New era of rising interest rates and monetary tightening will provide more opportunities for distressed debt than the Covid-19 pandemic, industry experts say Citywire Selector.
David Nazar, who runs the ML Ironshield Credit fund, and Reji Vettasseri, senior portfolio manager for private market solutions at Decalia, said many companies may need to refinance their debt at the end of an unusually long period. of “easy money”.
“In the high-yield space in Europe, interest charges are roughly double. If you usually borrow at 3% or 4%, then you borrow at 6% or 8%; it’s a very big change,” Nazar said. “It was surprising and what is even more unusual is how little time it took, which is a few months.”
Nazar, whose fund is a leader in the Alt Ucits – Bond Strategies sector with a return of 59.6% over the past two years, forecasts a peak in defaults in the coming months, when economic pressure would be more persistent than during the Covid-19 pandemic.
“The opportunity for distressed investments is to understand that market players don’t specialize in distressed and distressed credit. You can catch valuation errors and make money out of it,” he said.
“What happened with Covid-19 was that it was very steep and, although we made money from that, it is a different type of situation. Rather, it is a multi-year recalibration of all appropriations.
Vettasseri also said troubled credit is becoming a more interesting space. “The last 10 years of struggling investing hasn’t been the easiest.

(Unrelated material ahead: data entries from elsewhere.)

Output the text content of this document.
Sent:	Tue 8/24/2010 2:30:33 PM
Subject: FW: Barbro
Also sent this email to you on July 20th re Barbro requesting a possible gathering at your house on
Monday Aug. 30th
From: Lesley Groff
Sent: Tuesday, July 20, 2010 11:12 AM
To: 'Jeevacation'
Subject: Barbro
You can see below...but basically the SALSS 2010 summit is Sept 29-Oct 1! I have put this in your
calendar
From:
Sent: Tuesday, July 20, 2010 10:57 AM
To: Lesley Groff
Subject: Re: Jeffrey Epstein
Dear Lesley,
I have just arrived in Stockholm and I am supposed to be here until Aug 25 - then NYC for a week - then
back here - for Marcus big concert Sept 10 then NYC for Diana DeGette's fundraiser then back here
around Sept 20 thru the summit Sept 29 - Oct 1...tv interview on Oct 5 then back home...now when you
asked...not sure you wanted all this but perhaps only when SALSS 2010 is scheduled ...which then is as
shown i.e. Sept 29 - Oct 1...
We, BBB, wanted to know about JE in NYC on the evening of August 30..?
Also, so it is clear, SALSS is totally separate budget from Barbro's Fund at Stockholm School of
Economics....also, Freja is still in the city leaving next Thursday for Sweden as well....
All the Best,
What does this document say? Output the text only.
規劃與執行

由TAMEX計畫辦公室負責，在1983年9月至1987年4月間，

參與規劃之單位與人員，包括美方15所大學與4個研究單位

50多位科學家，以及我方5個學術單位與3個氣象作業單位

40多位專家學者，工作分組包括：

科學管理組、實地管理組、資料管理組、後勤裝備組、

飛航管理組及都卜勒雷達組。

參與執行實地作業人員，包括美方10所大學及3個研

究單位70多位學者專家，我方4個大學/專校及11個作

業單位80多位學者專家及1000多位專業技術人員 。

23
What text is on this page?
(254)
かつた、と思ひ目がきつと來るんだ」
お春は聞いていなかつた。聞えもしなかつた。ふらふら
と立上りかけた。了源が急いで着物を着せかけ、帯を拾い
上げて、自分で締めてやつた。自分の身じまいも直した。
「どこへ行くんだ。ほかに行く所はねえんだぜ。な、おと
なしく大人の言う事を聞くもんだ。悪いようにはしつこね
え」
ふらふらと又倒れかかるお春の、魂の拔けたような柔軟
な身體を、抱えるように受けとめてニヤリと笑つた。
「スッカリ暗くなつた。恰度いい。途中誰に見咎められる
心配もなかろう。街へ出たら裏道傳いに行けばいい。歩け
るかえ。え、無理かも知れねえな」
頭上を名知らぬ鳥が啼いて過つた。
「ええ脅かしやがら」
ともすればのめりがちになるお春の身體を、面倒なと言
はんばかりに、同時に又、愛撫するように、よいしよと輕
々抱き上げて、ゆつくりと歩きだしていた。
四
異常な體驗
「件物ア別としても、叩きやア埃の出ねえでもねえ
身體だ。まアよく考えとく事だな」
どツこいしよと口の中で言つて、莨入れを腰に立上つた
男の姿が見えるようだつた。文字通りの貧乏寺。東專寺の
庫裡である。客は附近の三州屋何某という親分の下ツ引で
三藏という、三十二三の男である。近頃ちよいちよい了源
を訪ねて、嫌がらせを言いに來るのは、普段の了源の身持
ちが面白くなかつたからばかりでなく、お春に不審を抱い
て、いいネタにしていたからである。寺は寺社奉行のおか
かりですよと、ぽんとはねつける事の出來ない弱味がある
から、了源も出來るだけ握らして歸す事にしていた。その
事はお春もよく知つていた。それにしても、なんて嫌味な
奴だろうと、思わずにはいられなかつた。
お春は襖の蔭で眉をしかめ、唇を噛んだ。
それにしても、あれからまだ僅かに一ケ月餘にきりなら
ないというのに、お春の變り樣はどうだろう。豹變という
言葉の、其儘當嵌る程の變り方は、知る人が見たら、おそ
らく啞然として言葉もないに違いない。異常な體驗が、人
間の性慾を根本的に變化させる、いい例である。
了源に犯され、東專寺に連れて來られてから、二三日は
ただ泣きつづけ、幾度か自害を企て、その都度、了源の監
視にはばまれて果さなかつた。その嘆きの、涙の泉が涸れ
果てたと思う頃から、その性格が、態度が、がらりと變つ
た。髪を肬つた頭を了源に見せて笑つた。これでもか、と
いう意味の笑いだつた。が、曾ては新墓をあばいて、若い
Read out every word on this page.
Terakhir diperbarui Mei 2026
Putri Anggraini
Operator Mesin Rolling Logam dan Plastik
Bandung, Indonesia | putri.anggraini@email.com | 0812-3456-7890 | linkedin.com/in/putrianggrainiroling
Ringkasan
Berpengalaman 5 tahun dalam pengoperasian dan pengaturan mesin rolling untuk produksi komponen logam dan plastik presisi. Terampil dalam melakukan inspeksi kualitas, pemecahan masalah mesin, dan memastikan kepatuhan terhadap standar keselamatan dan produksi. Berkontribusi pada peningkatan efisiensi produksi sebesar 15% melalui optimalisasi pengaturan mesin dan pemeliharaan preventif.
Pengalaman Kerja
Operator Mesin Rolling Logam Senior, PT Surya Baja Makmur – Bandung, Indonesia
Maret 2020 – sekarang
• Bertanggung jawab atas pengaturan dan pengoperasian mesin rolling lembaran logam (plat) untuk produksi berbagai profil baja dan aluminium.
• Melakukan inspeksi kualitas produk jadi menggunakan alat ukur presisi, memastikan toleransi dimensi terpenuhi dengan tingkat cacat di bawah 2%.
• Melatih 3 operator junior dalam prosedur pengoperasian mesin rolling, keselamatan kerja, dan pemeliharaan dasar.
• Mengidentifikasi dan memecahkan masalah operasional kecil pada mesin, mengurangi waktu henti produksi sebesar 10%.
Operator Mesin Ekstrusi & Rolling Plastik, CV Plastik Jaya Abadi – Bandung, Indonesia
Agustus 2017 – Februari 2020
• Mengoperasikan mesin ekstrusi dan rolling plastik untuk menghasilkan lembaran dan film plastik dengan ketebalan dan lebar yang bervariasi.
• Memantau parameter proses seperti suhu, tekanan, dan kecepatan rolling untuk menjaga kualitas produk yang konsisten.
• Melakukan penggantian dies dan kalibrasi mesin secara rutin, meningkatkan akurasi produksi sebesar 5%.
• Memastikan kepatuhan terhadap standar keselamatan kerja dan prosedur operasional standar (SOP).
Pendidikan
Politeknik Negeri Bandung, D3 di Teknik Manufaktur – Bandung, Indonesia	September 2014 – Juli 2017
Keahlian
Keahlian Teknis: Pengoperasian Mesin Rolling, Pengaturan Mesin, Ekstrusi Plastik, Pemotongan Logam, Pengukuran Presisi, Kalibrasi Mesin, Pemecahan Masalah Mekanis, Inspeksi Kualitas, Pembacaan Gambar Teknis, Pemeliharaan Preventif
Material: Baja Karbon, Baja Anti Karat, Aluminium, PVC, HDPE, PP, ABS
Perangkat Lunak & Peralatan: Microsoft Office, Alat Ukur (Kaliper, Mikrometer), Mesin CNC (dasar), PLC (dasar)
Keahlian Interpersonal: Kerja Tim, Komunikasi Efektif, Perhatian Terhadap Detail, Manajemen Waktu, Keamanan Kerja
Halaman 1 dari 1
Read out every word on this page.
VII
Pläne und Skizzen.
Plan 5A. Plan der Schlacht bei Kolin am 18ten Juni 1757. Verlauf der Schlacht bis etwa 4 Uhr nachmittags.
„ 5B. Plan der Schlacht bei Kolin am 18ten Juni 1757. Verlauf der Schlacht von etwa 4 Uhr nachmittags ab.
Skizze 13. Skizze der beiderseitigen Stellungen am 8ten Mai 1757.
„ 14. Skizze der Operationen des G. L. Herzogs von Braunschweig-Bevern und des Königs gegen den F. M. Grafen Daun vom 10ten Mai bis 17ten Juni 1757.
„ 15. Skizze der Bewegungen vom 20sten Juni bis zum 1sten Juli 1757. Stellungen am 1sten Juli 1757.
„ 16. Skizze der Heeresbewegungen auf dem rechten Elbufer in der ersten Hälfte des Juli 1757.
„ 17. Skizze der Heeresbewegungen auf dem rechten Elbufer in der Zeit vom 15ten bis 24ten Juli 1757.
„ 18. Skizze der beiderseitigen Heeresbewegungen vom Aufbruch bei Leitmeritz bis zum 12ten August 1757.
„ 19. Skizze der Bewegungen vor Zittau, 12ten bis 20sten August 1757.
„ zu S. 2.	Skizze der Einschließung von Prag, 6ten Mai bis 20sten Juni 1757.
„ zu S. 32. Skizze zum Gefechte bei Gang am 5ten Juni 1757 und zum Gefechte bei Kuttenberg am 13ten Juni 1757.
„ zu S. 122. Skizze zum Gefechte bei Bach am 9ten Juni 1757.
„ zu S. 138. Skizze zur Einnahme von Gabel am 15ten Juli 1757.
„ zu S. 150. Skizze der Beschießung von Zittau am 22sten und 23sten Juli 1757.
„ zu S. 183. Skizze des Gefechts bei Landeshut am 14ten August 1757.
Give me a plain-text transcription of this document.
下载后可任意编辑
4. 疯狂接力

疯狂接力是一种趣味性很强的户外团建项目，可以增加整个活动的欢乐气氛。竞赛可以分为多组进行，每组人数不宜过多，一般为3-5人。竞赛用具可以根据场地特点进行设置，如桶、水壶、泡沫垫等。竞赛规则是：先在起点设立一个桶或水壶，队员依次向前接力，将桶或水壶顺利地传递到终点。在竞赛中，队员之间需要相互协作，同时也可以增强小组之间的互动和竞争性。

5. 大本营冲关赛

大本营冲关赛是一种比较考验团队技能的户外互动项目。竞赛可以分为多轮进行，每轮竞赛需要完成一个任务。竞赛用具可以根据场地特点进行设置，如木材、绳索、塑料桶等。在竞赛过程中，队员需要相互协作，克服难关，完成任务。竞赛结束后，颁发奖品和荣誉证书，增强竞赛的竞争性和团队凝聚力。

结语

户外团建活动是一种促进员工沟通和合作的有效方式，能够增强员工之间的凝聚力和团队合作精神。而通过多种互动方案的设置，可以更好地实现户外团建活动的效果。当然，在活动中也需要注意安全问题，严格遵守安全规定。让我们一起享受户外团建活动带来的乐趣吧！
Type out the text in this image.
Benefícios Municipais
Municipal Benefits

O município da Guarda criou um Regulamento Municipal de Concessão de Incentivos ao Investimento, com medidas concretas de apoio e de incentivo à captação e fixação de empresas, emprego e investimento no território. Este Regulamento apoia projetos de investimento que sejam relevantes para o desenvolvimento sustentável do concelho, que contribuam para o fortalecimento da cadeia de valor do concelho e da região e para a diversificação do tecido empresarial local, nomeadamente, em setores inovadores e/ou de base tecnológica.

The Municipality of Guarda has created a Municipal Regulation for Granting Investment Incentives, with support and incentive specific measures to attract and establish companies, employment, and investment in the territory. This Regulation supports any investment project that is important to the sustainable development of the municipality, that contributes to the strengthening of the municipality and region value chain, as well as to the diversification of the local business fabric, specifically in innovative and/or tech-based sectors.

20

We’ve been through a decade of very easy funding. It was actually pretty hard to find things being traded at a level that wasn’t fair, what distressed investors are looking for.
“Now that’s potentially a more interesting environment than even the Covid-19 environment was.” That’s not to say this opportunity has fully developed across the board, but I think it’s one to watch.
Vettasseri said the best opportunities would start to emerge towards the end of the year. “Over the next year or so you may see some of this financial restructuring opportunity, but we are still very early in this cycle.” The best opportunities are probably in six months.
“One of the hardest things about distressed investing is timing. There are dangers in being overly enthusiastic,” he said, adding that a rule of thumb was that ” the first fruit to fall is the rotten apple”.
Henri Jeantet, event credit specialist, Citywire’s A-rated CIO and founder of Syquant Capital, said the pace of rate changes was now a huge challenge for companies seeking financing.
“Until recently the timing of a deal was not very important. Now it is going to make a difference because rates can change so quickly,” he said.
Jeantet, which manages the Helium Opportunits fund, indicated that there are opportunities in particular on the bond market for event credit at the moment.
“What we see in terms of stress in the bond and debt market is by far stronger and higher than what we see in the equity market. I’m not saying equity doesn’t present certain opportunities. , but overall I think the best opportunities so far are in credit.